Trucking Jobs Grow 3% to 1.27 Million in March

Industry Adds 1,600 Slots; Overall Unemployment Rate Slips to 8.8%
By Dan Leone, Staff Reporter

This story appears in the April 11 print edition of Transport Topics.

The number of people employed in trucking rose 3% in March, compared with a year ago, to a seasonally adjusted 1.27 million, the Department of Labor reported April 1.

Trucking jobs grew by about 1,600 from February, according to preliminary March data from the department’s Bureau of Labor Statistics.

BLS said all U.S. employers added 216,000 nonfarm jobs in March and the unemployment rate dipped to 8.8% from 8.9% in February.



The March gain was smaller than February’s monthly increase of 10,400 jobs. February’s gain was smaller than initially reported but still the biggest hiring spree for trucking in more than a decade (3-14, p. 4).
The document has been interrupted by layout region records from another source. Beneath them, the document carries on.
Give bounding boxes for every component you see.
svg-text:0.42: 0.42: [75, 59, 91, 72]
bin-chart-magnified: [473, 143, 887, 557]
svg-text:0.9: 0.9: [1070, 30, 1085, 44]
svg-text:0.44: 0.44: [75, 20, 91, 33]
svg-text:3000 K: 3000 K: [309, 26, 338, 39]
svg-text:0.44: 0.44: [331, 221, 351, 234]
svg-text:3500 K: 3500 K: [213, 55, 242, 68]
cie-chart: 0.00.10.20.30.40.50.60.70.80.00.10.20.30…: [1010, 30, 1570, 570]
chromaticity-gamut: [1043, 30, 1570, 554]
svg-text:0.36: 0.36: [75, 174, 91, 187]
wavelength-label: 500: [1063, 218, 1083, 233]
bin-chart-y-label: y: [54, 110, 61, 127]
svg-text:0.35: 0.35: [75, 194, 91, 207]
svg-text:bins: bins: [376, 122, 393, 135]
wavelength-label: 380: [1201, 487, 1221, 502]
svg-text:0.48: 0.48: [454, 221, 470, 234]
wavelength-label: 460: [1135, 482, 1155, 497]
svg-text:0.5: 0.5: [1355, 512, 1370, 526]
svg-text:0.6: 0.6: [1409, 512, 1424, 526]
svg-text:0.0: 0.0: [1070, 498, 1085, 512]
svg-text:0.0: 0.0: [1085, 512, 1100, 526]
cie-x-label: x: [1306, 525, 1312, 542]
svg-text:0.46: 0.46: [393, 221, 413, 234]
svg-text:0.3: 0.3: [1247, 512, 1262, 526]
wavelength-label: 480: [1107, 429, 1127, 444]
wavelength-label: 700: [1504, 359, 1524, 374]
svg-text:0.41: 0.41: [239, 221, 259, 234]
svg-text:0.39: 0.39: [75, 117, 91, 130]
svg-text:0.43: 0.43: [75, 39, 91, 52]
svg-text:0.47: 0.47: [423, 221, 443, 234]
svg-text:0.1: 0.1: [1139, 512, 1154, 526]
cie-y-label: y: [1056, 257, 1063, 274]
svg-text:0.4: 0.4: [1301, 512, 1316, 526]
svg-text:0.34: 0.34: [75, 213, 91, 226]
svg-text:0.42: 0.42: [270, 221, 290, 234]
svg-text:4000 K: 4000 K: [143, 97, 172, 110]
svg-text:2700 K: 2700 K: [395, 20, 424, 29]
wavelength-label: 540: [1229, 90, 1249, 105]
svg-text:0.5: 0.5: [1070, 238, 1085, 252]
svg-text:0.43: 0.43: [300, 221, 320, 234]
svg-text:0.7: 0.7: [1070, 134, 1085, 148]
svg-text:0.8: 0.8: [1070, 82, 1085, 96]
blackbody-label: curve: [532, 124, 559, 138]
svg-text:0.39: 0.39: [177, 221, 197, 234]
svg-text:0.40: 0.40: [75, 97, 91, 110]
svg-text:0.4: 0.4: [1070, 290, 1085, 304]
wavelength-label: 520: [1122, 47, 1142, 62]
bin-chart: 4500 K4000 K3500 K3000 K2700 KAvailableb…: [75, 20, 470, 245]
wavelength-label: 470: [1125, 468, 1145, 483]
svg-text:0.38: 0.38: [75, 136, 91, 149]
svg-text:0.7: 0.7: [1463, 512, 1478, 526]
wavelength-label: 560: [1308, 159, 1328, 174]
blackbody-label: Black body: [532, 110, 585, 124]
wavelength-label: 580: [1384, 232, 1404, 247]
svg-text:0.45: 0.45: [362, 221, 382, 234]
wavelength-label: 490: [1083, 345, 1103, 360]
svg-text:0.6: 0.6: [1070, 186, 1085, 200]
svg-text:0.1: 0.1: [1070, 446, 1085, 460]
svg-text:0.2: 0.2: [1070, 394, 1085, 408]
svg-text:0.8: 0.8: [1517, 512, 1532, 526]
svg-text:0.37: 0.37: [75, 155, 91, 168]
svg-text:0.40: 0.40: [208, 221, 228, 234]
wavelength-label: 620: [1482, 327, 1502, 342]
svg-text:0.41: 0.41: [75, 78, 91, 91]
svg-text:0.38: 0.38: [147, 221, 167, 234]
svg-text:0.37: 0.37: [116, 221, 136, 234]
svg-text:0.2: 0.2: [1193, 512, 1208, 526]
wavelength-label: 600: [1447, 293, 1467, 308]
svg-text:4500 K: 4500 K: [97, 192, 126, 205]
Trucking jobs, which are tracked under the department’s “truck transportation” employment category, have now increased in 10 of the past 12 months, BLS reported.

The latest jobs numbers “were very good,” said Bob Costello, chief economist for American Trucking Associations. “Employment up, unemployment down, [it] doesn’t get much better than that. Even manufacturing is adding jobs, [the] most in a decade.”

Manufacturing industries added 33,000 jobs last month, mostly in durable goods, Labor said.

Trucking jobs increased in March despite sharp spikes in the price of diesel. Fuel and labor are among the top costs of doing business for trucking companies, according to ATA.

The Labor Department’s broader transportation and warehousing sector, which includes modes of transportation besides trucking, employed about 4.24 million people in March — a 2% increase compared with March 2010 and less than a 1% month-to-month decline from February.

Since 1990, the earliest year for which data are available, trucking jobs peaked at about 1.45 million in January 2001 and fell as low as 1.23 million in March 2010, according to BLS.

The Labor Department currently projects that trucking will employ about 1.53 million people by 2018. That projection is higher than even the boom-level employment numbers seen in 2006 and 2007, BLS figures show.

Meanwhile, private-sector hiring last month rose by 230,000, after an increase of 240,000 in the prior month. It was the biggest back-to-back private-sector hiring gain since the corresponding period in 2006.

In a sign of private-sector ramp-up in heavy industry, automaker Chrysler, Auburn Hills, Mich., said it is planning to hire 1,000 engineers and high-tech workers. The company also is encouraging dealerships to hire sales associates as part of a drive to increase sales by 32% this year.

Senior Reporter Rip Watson and Bloomberg News contributed to this report.